I don’t even need to think about it. I know. I will never forget.
“Watermelon.”
She sucks in a breath at my instant reply, and the tip of her nose grazes mine as her face tips up to mine.
Then my stomach burns, because I know I can’t be doing this. I quickly drop her wrist and step back, feeling the metal rack behind me pressing into my shoulder blades.
She says nothing, but her breathing sounds heavier than before. More ragged.
“You let everyone think we made out in that closet,” I say in a raspy voice. “You told them it was good.”

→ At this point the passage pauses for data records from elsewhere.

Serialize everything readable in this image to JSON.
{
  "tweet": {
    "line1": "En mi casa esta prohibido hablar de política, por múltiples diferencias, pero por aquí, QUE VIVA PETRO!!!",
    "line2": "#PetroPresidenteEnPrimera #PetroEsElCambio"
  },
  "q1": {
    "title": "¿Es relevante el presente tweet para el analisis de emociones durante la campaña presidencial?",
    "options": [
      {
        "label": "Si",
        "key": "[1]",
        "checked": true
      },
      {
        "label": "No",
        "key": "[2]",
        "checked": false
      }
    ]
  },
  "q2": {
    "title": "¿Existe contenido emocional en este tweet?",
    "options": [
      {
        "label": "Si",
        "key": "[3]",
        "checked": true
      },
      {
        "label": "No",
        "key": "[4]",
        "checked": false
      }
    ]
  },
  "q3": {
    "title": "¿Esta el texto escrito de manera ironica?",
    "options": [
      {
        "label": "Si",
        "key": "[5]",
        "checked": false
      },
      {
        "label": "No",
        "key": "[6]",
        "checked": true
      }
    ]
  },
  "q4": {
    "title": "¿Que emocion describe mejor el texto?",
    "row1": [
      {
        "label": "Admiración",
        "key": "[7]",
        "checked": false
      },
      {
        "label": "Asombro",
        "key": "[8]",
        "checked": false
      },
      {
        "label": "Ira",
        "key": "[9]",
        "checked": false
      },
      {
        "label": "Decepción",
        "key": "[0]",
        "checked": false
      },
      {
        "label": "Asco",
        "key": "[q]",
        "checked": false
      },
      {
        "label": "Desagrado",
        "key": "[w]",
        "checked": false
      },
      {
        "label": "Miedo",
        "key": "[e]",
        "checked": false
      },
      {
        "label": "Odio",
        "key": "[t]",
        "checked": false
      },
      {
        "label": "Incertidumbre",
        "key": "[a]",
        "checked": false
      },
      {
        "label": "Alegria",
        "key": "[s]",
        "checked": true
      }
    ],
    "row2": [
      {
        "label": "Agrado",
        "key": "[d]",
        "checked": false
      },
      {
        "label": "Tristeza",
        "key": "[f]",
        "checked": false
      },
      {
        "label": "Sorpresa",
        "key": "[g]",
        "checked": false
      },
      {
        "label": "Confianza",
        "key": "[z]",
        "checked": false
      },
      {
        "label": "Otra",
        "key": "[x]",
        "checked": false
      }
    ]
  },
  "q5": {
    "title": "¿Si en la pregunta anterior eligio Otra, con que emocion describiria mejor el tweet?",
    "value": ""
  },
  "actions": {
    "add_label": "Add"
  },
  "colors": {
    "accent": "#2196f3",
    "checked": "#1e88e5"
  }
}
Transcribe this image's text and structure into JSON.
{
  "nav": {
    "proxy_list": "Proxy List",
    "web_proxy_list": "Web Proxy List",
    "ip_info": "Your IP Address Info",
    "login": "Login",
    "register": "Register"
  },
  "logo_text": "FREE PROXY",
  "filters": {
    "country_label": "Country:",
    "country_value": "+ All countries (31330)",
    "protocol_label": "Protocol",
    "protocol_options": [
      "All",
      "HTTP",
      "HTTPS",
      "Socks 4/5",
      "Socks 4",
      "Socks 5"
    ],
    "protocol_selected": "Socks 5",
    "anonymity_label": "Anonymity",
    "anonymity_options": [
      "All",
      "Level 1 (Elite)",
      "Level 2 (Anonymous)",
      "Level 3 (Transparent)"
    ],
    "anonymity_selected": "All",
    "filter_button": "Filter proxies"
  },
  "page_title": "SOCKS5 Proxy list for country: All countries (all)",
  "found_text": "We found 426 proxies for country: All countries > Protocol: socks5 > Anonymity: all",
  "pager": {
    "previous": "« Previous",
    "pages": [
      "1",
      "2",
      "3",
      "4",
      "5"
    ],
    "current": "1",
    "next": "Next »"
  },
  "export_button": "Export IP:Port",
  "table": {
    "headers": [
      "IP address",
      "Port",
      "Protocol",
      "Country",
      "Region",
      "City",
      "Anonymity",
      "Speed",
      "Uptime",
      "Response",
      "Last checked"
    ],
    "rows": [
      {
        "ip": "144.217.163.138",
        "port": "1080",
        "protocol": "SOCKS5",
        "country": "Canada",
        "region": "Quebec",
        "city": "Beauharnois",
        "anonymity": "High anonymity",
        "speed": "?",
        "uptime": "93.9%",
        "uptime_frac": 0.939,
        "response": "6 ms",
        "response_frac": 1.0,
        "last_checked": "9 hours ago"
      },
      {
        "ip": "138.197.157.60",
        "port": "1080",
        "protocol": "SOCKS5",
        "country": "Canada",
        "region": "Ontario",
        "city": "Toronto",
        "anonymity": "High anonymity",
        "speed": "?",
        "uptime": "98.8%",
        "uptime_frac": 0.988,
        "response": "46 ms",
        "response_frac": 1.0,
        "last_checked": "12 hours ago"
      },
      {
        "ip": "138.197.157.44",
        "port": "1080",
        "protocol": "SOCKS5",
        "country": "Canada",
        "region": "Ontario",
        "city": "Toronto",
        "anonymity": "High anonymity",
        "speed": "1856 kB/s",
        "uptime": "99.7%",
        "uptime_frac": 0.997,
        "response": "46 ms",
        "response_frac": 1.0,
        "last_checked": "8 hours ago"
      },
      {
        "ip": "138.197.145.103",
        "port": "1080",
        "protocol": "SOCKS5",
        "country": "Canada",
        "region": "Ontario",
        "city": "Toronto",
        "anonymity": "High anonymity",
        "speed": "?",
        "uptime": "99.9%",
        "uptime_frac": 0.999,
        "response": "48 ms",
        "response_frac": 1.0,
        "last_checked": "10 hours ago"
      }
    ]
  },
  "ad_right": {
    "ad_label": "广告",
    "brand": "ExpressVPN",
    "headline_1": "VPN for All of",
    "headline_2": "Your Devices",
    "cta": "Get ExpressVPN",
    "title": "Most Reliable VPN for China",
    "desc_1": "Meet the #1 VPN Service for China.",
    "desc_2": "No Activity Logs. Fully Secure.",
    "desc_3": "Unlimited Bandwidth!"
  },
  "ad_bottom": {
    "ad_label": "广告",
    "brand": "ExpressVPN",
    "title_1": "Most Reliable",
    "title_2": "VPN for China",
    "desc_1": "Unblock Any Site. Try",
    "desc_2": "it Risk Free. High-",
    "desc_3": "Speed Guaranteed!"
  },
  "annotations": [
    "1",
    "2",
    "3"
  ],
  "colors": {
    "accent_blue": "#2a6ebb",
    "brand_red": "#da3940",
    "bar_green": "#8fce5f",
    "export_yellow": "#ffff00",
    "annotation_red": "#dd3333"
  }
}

I can faintly see the outline of her head nodding in agreement.
“Why?”
“Because people treating you like you couldn’t land a girl bothered me. And that’s exactly what I told West. How I got him off my ass about the whole thing.”
“I couldn’t land a girl.”
The closet falls silent, and then, “You could. You were just too good for all the ones who were interested.”
Interested? I’m not sure I even noticed them. All I saw was Rosie back then.
Still.
“I don’t know about that.”
“I do. I watched.”
“Paying pretty close attention for someone who professed to hate me.”
She hums thoughtfully. “What’s that saying about keeping your enemies closer?”
“We’re not enemies, Rosalie.”
“Things might be a lot simpler if we were.”
Her words hang in the air between us. I’m not sure what to make of them. I wish I could see her face right now.
“I wasn’t making a reference to the signing bonus.”
Her head moves in a brisk nodding motion again. “Okay.”
“I wouldn’t mock you about that.”
“Only other things?” Her voice sounds almost hopeful as she asks the question.
I swallow. I only mock Rosie to cover for other things. But I also never tell her no. “Only other things.”
“Okay.”
“You’re qualified for this job, you know? It’s not a handout.”
She scoffs. “Please, Ford. I practically begged you.”
I shrug. “Be that as it may, I could pay you and not entrust any part of my business to you. But I haven’t done that. You’re an asset. Your work has value. And you’d be a fool not to take an opportunity like this. Let no one make you feel otherwise. Especially not me.”
Silence descends between us. Perhaps I took it too far, but I hate seeing her second-guess herself like this. I hate how someone made her feel like her value was wrapped up in the way she looks.
“You confuse me,” she blurts.
I chuckle dryly and scrub a hand over my jaw. “The feeling is very mutual.”
“Do you think…” She trails off and I wait for her words, leaning her way to hear what she might say next. “Do you think under different circumstances you and I might have been—”
A click and a flood of light cuts Rosie off as Cora yanks the door open. “So? Did we work out our differences?”
I can’t believe I’m being scolded by a twelve-year-old. I can’t believe I’m wishing she’d lock us back in a dark closet together.
When I turn my attention back to Rosie, I’m struck by her wide eyes and her perfect cherry lips popped open. God, I so desperately want to know what was at the tip of her tongue.
More. Might we have been more? I wonder if that was her question.
It’s one I’ve asked myself many times over the years. But it’s never the right time to ask. There’s always too much at stake.
And this moment is no different.
I don’t look back at Cora when I respond with, “Yeah, we called a truce.”
Then I leave the pantry before I can spend too long analyzing the confusion painted on Rosie’s face.